An unidentified Baghead gives peace a chance.
BAGHEAD written and directed by Jay and Mark Duplass, with Steve Zissis, Greta Gerwig, Ross Partridge and Elise Muller. A Mongrel Media release. 84 minutes. Opens Friday (August 8) at the Royal Cinema. See Indie & Rep Film. Rating: NNNN
Genres mash up with unexpected results
I'm not sure what kind of movie Baghead is, but it totally had me.
At first it looks like the latest entry in the indie sub-genre that's come to be known as "mumblecore," defined by limited means, naturalistic performances and a hand-?held DV aesthetic. Or, at the very least, a satire about the kind of self-?proclaimed artist who'd be drawn to jump aboard that extremely shaky bandwagon.

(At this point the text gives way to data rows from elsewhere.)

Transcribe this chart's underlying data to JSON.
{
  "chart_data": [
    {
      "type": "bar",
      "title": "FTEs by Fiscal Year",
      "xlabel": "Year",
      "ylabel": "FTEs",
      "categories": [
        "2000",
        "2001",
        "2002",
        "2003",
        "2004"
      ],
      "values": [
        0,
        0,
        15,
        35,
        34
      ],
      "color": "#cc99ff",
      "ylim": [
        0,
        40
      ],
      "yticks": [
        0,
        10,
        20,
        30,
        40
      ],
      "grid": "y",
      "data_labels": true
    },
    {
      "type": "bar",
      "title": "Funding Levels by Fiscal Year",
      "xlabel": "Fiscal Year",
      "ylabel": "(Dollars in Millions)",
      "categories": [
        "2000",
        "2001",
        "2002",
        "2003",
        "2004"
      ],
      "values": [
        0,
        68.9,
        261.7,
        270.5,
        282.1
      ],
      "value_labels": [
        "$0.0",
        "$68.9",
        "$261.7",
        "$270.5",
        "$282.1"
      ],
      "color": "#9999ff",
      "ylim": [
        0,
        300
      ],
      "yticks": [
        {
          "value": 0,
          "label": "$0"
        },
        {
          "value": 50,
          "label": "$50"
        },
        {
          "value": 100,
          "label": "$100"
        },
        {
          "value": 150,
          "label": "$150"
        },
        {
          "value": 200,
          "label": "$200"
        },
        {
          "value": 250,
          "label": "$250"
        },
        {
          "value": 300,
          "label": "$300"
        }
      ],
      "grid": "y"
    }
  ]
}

But no sooner has the movie established its quartet of characters - two guys and two girls, all L.A. film scene wannabes who've retreated to a cabin in Big Bear to bang out a script for the no-?budget movie that'll be their ticket onto the festival circuit - than it switches gears and goes somewhere creepier and far more intense than mumblecore pictures have previously ventured.
Stuck for ideas, Michelle (Greta Gerwig, of Hannah Takes The Stairs and Nights And Weekends) finds a killer image in a drunken nightmare - a vision of a silent man with a paper bag over his head, watching her. Alpha male Matt (Ross Partridge) thinks it's a great hook; self-?conscious beta male Chad (Steve Zissis) is cool with it, as long as Michelle - for whom he's carrying a pretty obvious torch - gets to be his girlfriend in the movie. Catherine (Elise Miller), who can see sparks flying between Matt and Michelle, keeps her own counsel.

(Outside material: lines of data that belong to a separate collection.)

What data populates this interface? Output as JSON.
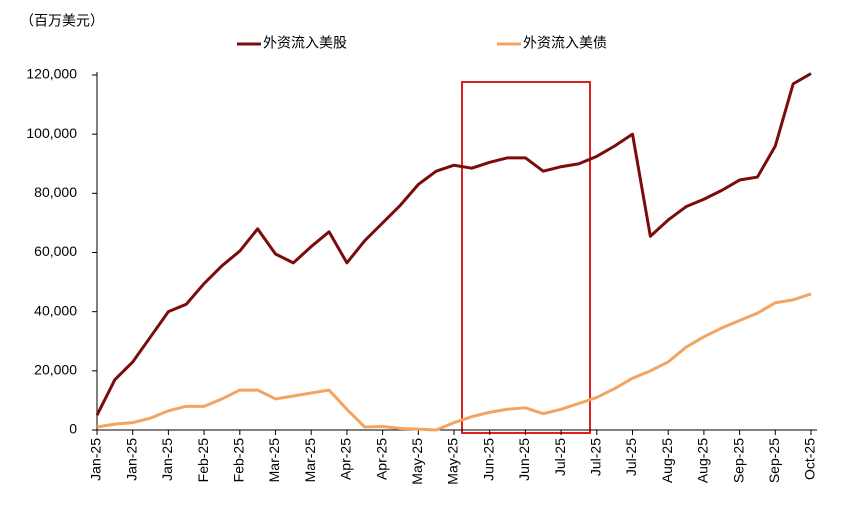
{
  "chart_data": {
    "type": "line",
    "y_axis_label": "（百万美元）",
    "categories": [
      "Jan-25",
      null,
      "Jan-25",
      null,
      "Jan-25",
      null,
      "Feb-25",
      null,
      "Feb-25",
      null,
      "Mar-25",
      null,
      "Mar-25",
      null,
      "Apr-25",
      null,
      "Apr-25",
      null,
      "May-25",
      null,
      "May-25",
      null,
      "Jun-25",
      null,
      "Jun-25",
      null,
      "Jul-25",
      null,
      "Jul-25",
      null,
      "Jul-25",
      null,
      "Aug-25",
      null,
      "Aug-25",
      null,
      "Sep-25",
      null,
      "Sep-25",
      null,
      "Oct-25"
    ],
    "series": [
      {
        "name": "外资流入美股",
        "color": "#7b0c0c",
        "values": [
          5000,
          17000,
          23000,
          31500,
          40000,
          42500,
          49500,
          55500,
          60500,
          68000,
          59500,
          56500,
          62000,
          67000,
          56500,
          64000,
          70000,
          76000,
          83000,
          87500,
          89500,
          88500,
          90500,
          92000,
          92000,
          87500,
          89000,
          90000,
          92500,
          96000,
          100000,
          65500,
          71000,
          75500,
          78000,
          81000,
          84500,
          85500,
          96000,
          117000,
          120500
        ]
      },
      {
        "name": "外资流入美债",
        "color": "#f4a460",
        "values": [
          1000,
          2000,
          2500,
          4000,
          6500,
          8000,
          8000,
          10500,
          13500,
          13500,
          10500,
          11500,
          12500,
          13500,
          7000,
          1000,
          1200,
          500,
          300,
          0,
          2500,
          4500,
          6000,
          7000,
          7500,
          5500,
          7000,
          9000,
          11000,
          14000,
          17500,
          20000,
          23000,
          28000,
          31500,
          34500,
          37000,
          39500,
          43000,
          44000,
          46000
        ]
      }
    ],
    "ylim": [
      0,
      120000
    ],
    "yticks": [
      0,
      {
        "value": 20000,
        "label": "20,000"
      },
      {
        "value": 40000,
        "label": "40,000"
      },
      {
        "value": 60000,
        "label": "60,000"
      },
      {
        "value": 80000,
        "label": "80,000"
      },
      {
        "value": 100000,
        "label": "100,000"
      },
      {
        "value": 120000,
        "label": "120,000"
      }
    ],
    "legend": "top"
  }
}
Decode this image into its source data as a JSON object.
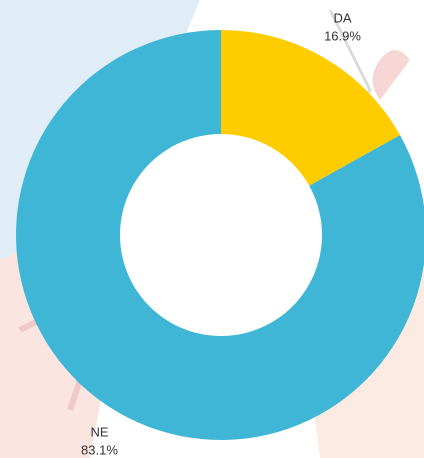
{
  "chart_data": {
    "type": "donut",
    "categories": [
      "DA",
      "NE"
    ],
    "values": [
      16.9,
      83.1
    ],
    "value_labels": [
      "16.9%",
      "83.1%"
    ],
    "colors": [
      "#ffcc00",
      "#3fb6d6"
    ]
  }
}
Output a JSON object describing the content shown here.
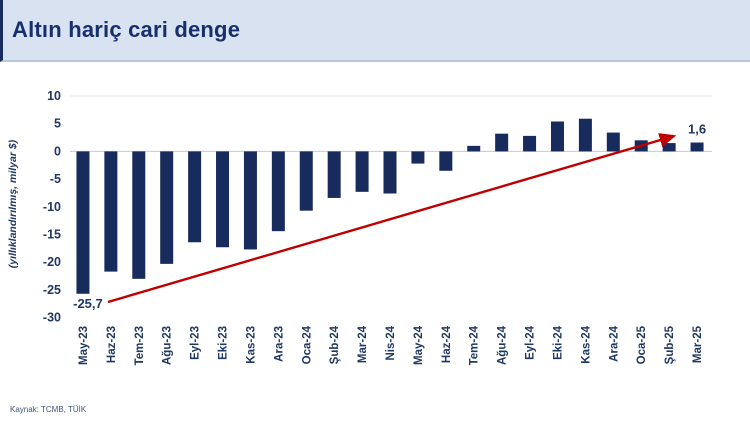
{
  "header": {
    "title": "Altın hariç cari denge"
  },
  "footer": {
    "source": "Kaynak: TCMB, TÜİK"
  },
  "chart_data": {
    "type": "bar",
    "title": "Altın hariç cari denge",
    "ylabel": "(yıllıklandırılmış, milyar $)",
    "xlabel": "",
    "categories": [
      "May-23",
      "Haz-23",
      "Tem-23",
      "Ağu-23",
      "Eyl-23",
      "Eki-23",
      "Kas-23",
      "Ara-23",
      "Oca-24",
      "Şub-24",
      "Mar-24",
      "Nis-24",
      "May-24",
      "Haz-24",
      "Tem-24",
      "Ağu-24",
      "Eyl-24",
      "Eki-24",
      "Kas-24",
      "Ara-24",
      "Oca-25",
      "Şub-25",
      "Mar-25"
    ],
    "values": [
      -25.7,
      -21.7,
      -23.0,
      -20.3,
      -16.4,
      -17.3,
      -17.7,
      -14.4,
      -10.7,
      -8.4,
      -7.3,
      -7.6,
      -2.2,
      -3.5,
      1.0,
      3.2,
      2.8,
      5.4,
      5.9,
      3.4,
      2.0,
      1.5,
      1.6
    ],
    "ylim": [
      -30,
      10
    ],
    "ytick_step": 5,
    "grid": "zero-axis and top line only",
    "legend": "none",
    "bar_color": "#172b5c",
    "annotations": [
      {
        "category": "May-23",
        "label": "-25,7",
        "position": "below-bar"
      },
      {
        "category": "Mar-25",
        "label": "1,6",
        "position": "above-bar"
      }
    ],
    "trend_arrow": {
      "color": "#c00000",
      "from_category": "May-23",
      "to_category": "Mar-25",
      "direction": "up"
    }
  },
  "colors": {
    "header_bg": "#d9e2f0",
    "header_border": "#b9c7de",
    "title_text": "#16306e",
    "axis_text": "#1f3864",
    "bar": "#172b5c",
    "arrow": "#c00000",
    "zero_line": "#c9c9c9",
    "top_line": "#e4e4e4"
  }
}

And then stuff starts happening in the woods outside the cabin. There are strange noises. Torn shirts. And people start seeing Bagheads everywhere. Was Michelle really just dreaming when she had her vision? And, hey - where did the car battery go?
Having made one of the key entries in the mumblecore movement with 2005's The Puffy Chair, writer-?director-?producer brothers Jay and Mark Duplass work an unexpected variation on the form here.
They've taken an odd jumble of genres - a little romantic comedy, a little mopey indie drama, a little Blair Witch Project, a dash of Friday The 13th Part 2 - and come up with something that feels utterly derivative of all of them and radically original because of that. Imagine the birthday-?party video in M. Night Shyamalan's Signs stretched into about 20 minutes of unnerving tension and you'll have a sense of the way the last reel plays out. Except that you won't.
I can't tell whether the Duplass brothers set out to bury mumblecore outright or to demonstrate that low-?budget movies shot with hand-?held cameras and unknown actors were around long before anyone had heard of Joe Swanberg or Andrew Bujalski. (Or, for that matter, Jay and Mark Duplass.) But they've come up with something new and compelling.
Whatever else it is, Baghead is freakishly watchable. And Gerwig, by the way, is just the cutest hipster pixie going.